Alat bukti dan barang bukti merupakan dua hal yang penting dalam proses pemeriksaan di persidangan perkara pidana. Banyak orang berpikiran bahwa antara alat bukti dan barang bukti adalah sama, padahal dua hal tersebut merupakan dua hal yang berbeda. Berikut perbedaan antara alat bukti dan barang bukti dalam perkara pidana :
Pengaturan mengenai alat bukti dalam perkara pidana di Indonesia diatur dalam Undang-Undang Nomor : 8 Tahun 1981 tentang Kitab Undang-Undang Hukum Acara Pidana atau biasa disebut dengan KUHAP. Dengan mengacu pada ketentuan Pasal 183 KUHAP, yang menyebutkan bahwa :
- Hakim tidak boleh menjatuhkan pidana kepada seorang kecuali apabila dengan sekurang-kurang dua alat bukti yang sah ia peroleh keyakinan bahwa suatu tindak pidana benar-benar terjadi dan bahwa terdakwalah yang bersalah melakukannya.

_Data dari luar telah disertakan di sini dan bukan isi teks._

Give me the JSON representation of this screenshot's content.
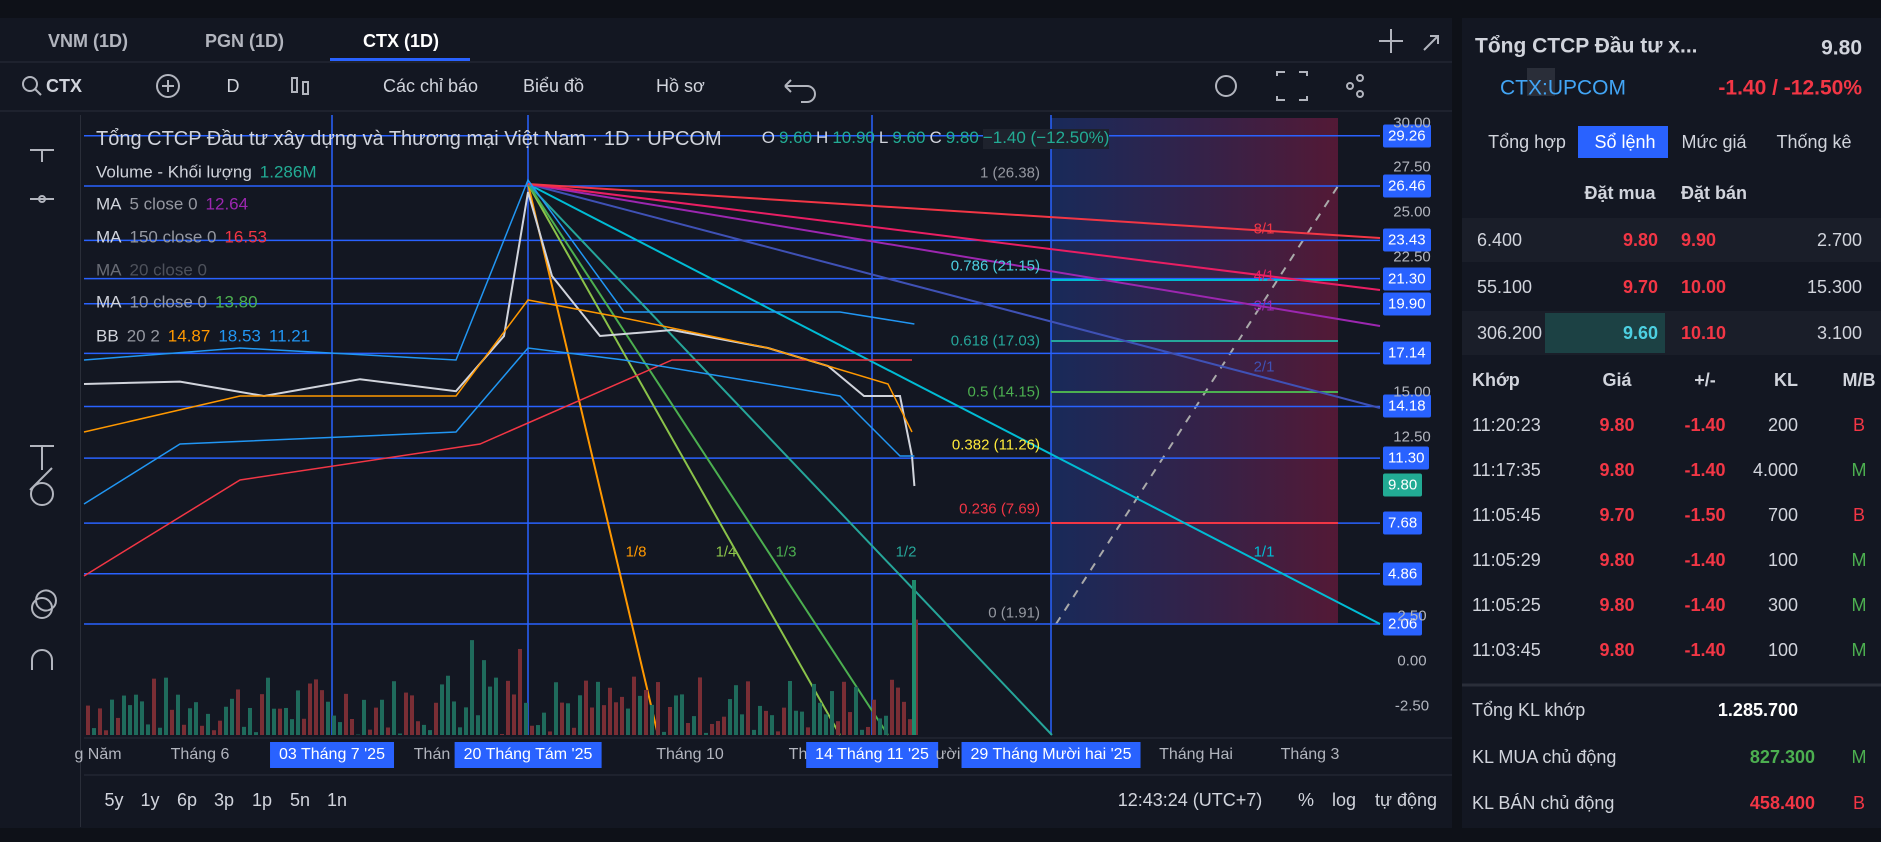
{
  "tabs": [
    "VNM (1D)",
    "PGN (1D)",
    "CTX (1D)"
  ],
  "toolbar": {
    "symbol": "CTX",
    "interval": "D",
    "indicators": "Các chỉ báo",
    "chart_menu": "Biểu đồ",
    "profile": "Hồ sơ"
  },
  "chart": {
    "title": "Tổng CTCP Đầu tư xây dựng và Thương mại Việt Nam · 1D · UPCOM",
    "ohlc": [
      {
        "label": "O",
        "value": "9.60"
      },
      {
        "label": "H",
        "value": "10.90"
      },
      {
        "label": "L",
        "value": "9.60"
      },
      {
        "label": "C",
        "value": "9.80"
      }
    ],
    "change": "−1.40 (−12.50%)",
    "legend": [
      {
        "name": "Volume - Khối lượng",
        "params": "",
        "values": [
          "1.286M"
        ]
      },
      {
        "name": "MA",
        "params": "5 close 0",
        "values": [
          "12.64"
        ]
      },
      {
        "name": "MA",
        "params": "150 close 0",
        "values": [
          "16.53"
        ]
      },
      {
        "name": "MA",
        "params": "20 close 0",
        "values": []
      },
      {
        "name": "MA",
        "params": "10 close 0",
        "values": [
          "13.80"
        ]
      },
      {
        "name": "BB",
        "params": "20 2",
        "values": [
          "14.87",
          "18.53",
          "11.21"
        ]
      }
    ],
    "fib_labels": [
      "1 (26.38)",
      "0.786 (21.15)",
      "0.618 (17.03)",
      "0.5 (14.15)",
      "0.382 (11.26)",
      "0.236 (7.69)",
      "0 (1.91)"
    ],
    "fan_labels": [
      "1/8",
      "1/4",
      "1/3",
      "1/2",
      "1/1",
      "2/1",
      "3/1",
      "4/1",
      "8/1"
    ],
    "price_axis": [
      "30.00",
      "27.50",
      "25.00",
      "22.50",
      "15.00",
      "12.50",
      "2.50",
      "0.00",
      "-2.50"
    ],
    "price_badges": [
      "29.26",
      "26.46",
      "23.43",
      "21.30",
      "19.90",
      "17.14",
      "14.18",
      "11.30",
      "7.68",
      "4.86",
      "2.06"
    ],
    "last_price": "9.80",
    "time_axis": [
      "g Năm",
      "Tháng 6",
      "03 Tháng 7 '25",
      "Thán",
      "20 Tháng Tám '25",
      "Tháng 10",
      "Th",
      "14 Tháng 11 '25",
      "ười",
      "29 Tháng Mười hai '25",
      "Tháng Hai",
      "Tháng 3"
    ]
  },
  "bottom": {
    "ranges": [
      "5y",
      "1y",
      "6p",
      "3p",
      "1p",
      "5n",
      "1n"
    ],
    "clock": "12:43:24 (UTC+7)",
    "percent": "%",
    "log": "log",
    "auto": "tự động"
  },
  "panel": {
    "name": "Tổng CTCP Đầu tư x...",
    "price": "9.80",
    "ticker": "CTX:UPCOM",
    "change": "-1.40 / -12.50%",
    "tabs": [
      "Tổng hợp",
      "Sổ lệnh",
      "Mức giá",
      "Thống kê"
    ],
    "book_header": [
      "Đặt mua",
      "Đặt bán"
    ],
    "book": [
      [
        "6.400",
        "9.80",
        "9.90",
        "2.700"
      ],
      [
        "55.100",
        "9.70",
        "10.00",
        "15.300"
      ],
      [
        "306.200",
        "9.60",
        "10.10",
        "3.100"
      ]
    ],
    "trades_header": [
      "Khớp",
      "Giá",
      "+/-",
      "KL",
      "M/B"
    ],
    "trades": [
      [
        "11:20:23",
        "9.80",
        "-1.40",
        "200",
        "B"
      ],
      [
        "11:17:35",
        "9.80",
        "-1.40",
        "4.000",
        "M"
      ],
      [
        "11:05:45",
        "9.70",
        "-1.50",
        "700",
        "B"
      ],
      [
        "11:05:29",
        "9.80",
        "-1.40",
        "100",
        "M"
      ],
      [
        "11:05:25",
        "9.80",
        "-1.40",
        "300",
        "M"
      ],
      [
        "11:03:45",
        "9.80",
        "-1.40",
        "100",
        "M"
      ]
    ],
    "summary": [
      [
        "Tổng KL khớp",
        "1.285.700"
      ],
      [
        "KL MUA chủ động",
        "827.300",
        "M"
      ],
      [
        "KL BÁN chủ động",
        "458.400",
        "B"
      ]
    ]
  }
}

maka dapat disimpulkan bahwa yang dimaksud dengan alat bukti dalam perkara pidana adalah hal yang dijadikan sebagai landasan hakim dalam menjatuhkan pidana kepada seseorang berdasarkan keyakinan bahwa suatu tindak pidana tersebut benar terjadi atau tidak.
Baca juga : Perbuatan Melawan Hukum Dalam Hukum Pidana
Alat bukti yang sah dalam perkara pidana, sebagaimana diatur dalam ketentuan Pasal 184 KUHAP, meliputi lima hal, yaitu :
- keterangan saksi, adalah salah satu alat bukti dalam perkara pidana yang berupa keterangan dari saksi mengenai suatu peristiwa pidana yang ia dengar sendiri, ia lihat sendiri, dan ia alami sendiri dengan menyebut alasan dari pengetahuannya itu.
- keterangan ahli, adalah keterangan yang diberikan oleh seorang yang memiliki keahlian khusus tentang hal yang diperlukan untuk membuat terang suatu perkara pidana guna kepentingan pemeriksaan.
- surat, adalah segala sesuatu yang memuat tanda-tanda bacaan yang dimaksudkan untuk mencurahkan isi hati atau untuk menyamai buah pikiran seseorang dan dipergunakan sebagai pembuktian. Surat yang dapat dinilai sebagai alat bukti yang sah menurut undang-undang adalah surat yang dibuat atas sumpah jabatan atau dikuatkan dengan sumpah.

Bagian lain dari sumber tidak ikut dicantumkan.